Principal Associate Deputy Attorney General Ed O’Callaghan, Office of Justice Programs Principal Deputy Assistant Attorney General Matt Dummermuth, and Office of Juvenile Justice and Delinquency Prevention Administrator Caren Harp presented the Missing Children’s Citizen Award to Firefighters Aaron Woods and Michael Webb of the Blount County Fire Department in Maryville, Tennessee, during the Department’s National Missing Children’s Day ceremony. This award recognizes private citizens for extraordinary acts that lead to the safe recovery of missing or abducted children.

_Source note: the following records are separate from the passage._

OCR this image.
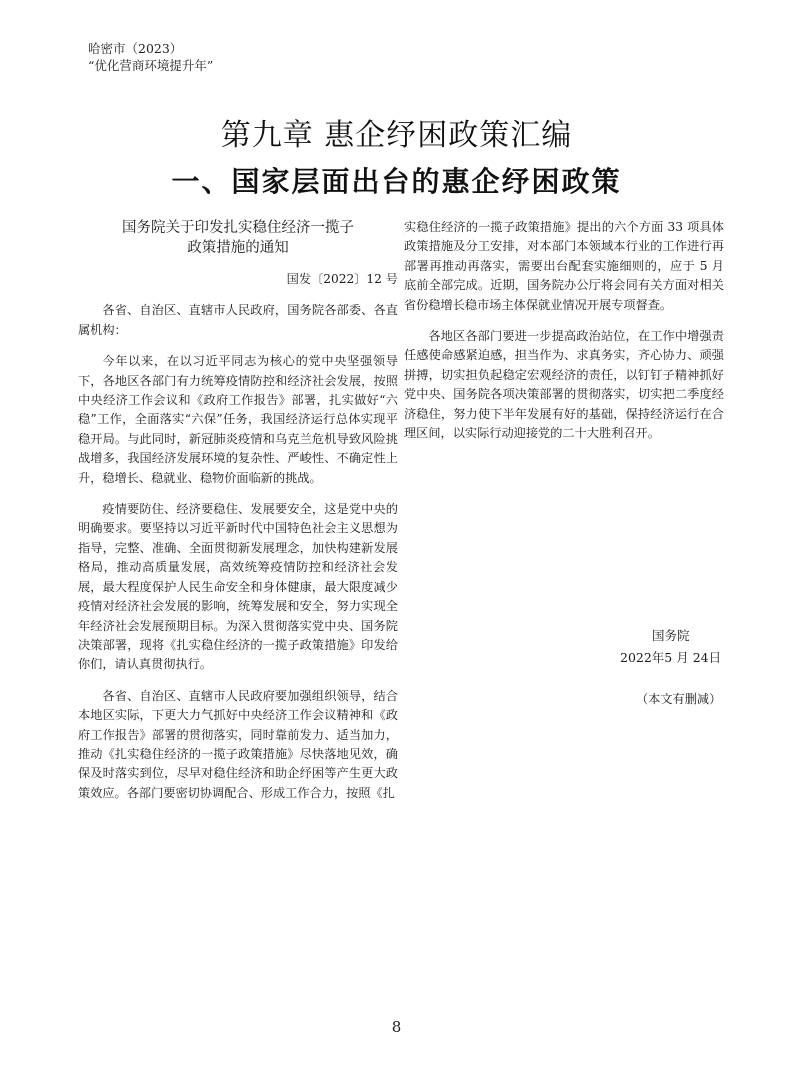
哈密市（2023）
“优化营商环境提升年”
第九章 惠企纾困政策汇编
一、国家层面出台的惠企纾困政策
国务院关于印发扎实稳住经济一揽子
政策措施的通知
国发〔2022〕12 号

各省、自治区、直辖市人民政府，国务院各部委、各直属机构：

今年以来，在以习近平同志为核心的党中央坚强领导下，各地区各部门有力统筹疫情防控和经济社会发展，按照中央经济工作会议和《政府工作报告》部署，扎实做好“六稳”工作，全面落实“六保”任务，我国经济运行总体实现平稳开局。与此同时，新冠肺炎疫情和乌克兰危机导致风险挑战增多，我国经济发展环境的复杂性、严峻性、不确定性上升，稳增长、稳就业、稳物价面临新的挑战。

疫情要防住、经济要稳住、发展要安全，这是党中央的明确要求。要坚持以习近平新时代中国特色社会主义思想为指导，完整、准确、全面贯彻新发展理念，加快构建新发展格局，推动高质量发展，高效统筹疫情防控和经济社会发展，最大程度保护人民生命安全和身体健康，最大限度减少疫情对经济社会发展的影响，统筹发展和安全，努力实现全年经济社会发展预期目标。为深入贯彻落实党中央、国务院决策部署，现将《扎实稳住经济的一揽子政策措施》印发给你们，请认真贯彻执行。

各省、自治区、直辖市人民政府要加强组织领导，结合本地区实际，下更大力气抓好中央经济工作会议精神和《政府工作报告》部署的贯彻落实，同时靠前发力、适当加力，推动《扎实稳住经济的一揽子政策措施》尽快落地见效，确保及时落实到位，尽早对稳住经济和助企纾困等产生更大政策效应。各部门要密切协调配合、形成工作合力，按照《扎

实稳住经济的一揽子政策措施》提出的六个方面 33 项具体政策措施及分工安排，对本部门本领域本行业的工作进行再部署再推动再落实，需要出台配套实施细则的，应于 5 月底前全部完成。近期，国务院办公厅将会同有关方面对相关省份稳增长稳市场主体保就业情况开展专项督查。

各地区各部门要进一步提高政治站位，在工作中增强责任感使命感紧迫感，担当作为、求真务实，齐心协力、顽强拼搏，切实担负起稳定宏观经济的责任，以钉钉子精神抓好党中央、国务院各项决策部署的贯彻落实，切实把二季度经济稳住，努力使下半年发展有好的基础，保持经济运行在合理区间，以实际行动迎接党的二十大胜利召开。

国务院
2022年5 月 24日
（本文有删减）
8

“The exhaustive search led by Mr. Woods and Mr. Webb as part of a broader effort to find this missing child epitomizes their dedication to duty and ‘others before self’ attitude,” said Administrator Caren Harp. “The Department of Justice applauds these brave firefighters, along with those law enforcement and Tennessee National Guardsmen who quickly mobilized and tirelessly searched to bring this boy and his dog home safely.”
After the Blount County, Tennessee, Fire Department was notified of the missing boy on April 23, 2018, the department organized a search of approximately 100 participants, including first responders from the local sheriff’s department, fire department, the Tennessee Bureau of Investigation, the FBI, and Army National Guard. The 22-hour-search spanned 2,000 acres of rugged, wooded terrain—on foot and by air—on and around Chilhowee Mountain and the Top of the World Community Recreation Center, where the child was last seen. Woods and Webb led a team of reinforcements to continue the search. After seven additional hours, the firefighters found the boy and his dog and ensured the boy received immediate medical treatment for exposure.
The Department also recognized 17 law enforcement officers for their investigations of child predators who sexually assaulted children, or created, viewed, and/or distributed child pornography. Harp also recognized Madison Dozier, a fifth grader at Reiley Elementary School in Alexandria, Kentucky, as the 20th winner of the National Missing Children’s Day poster contest.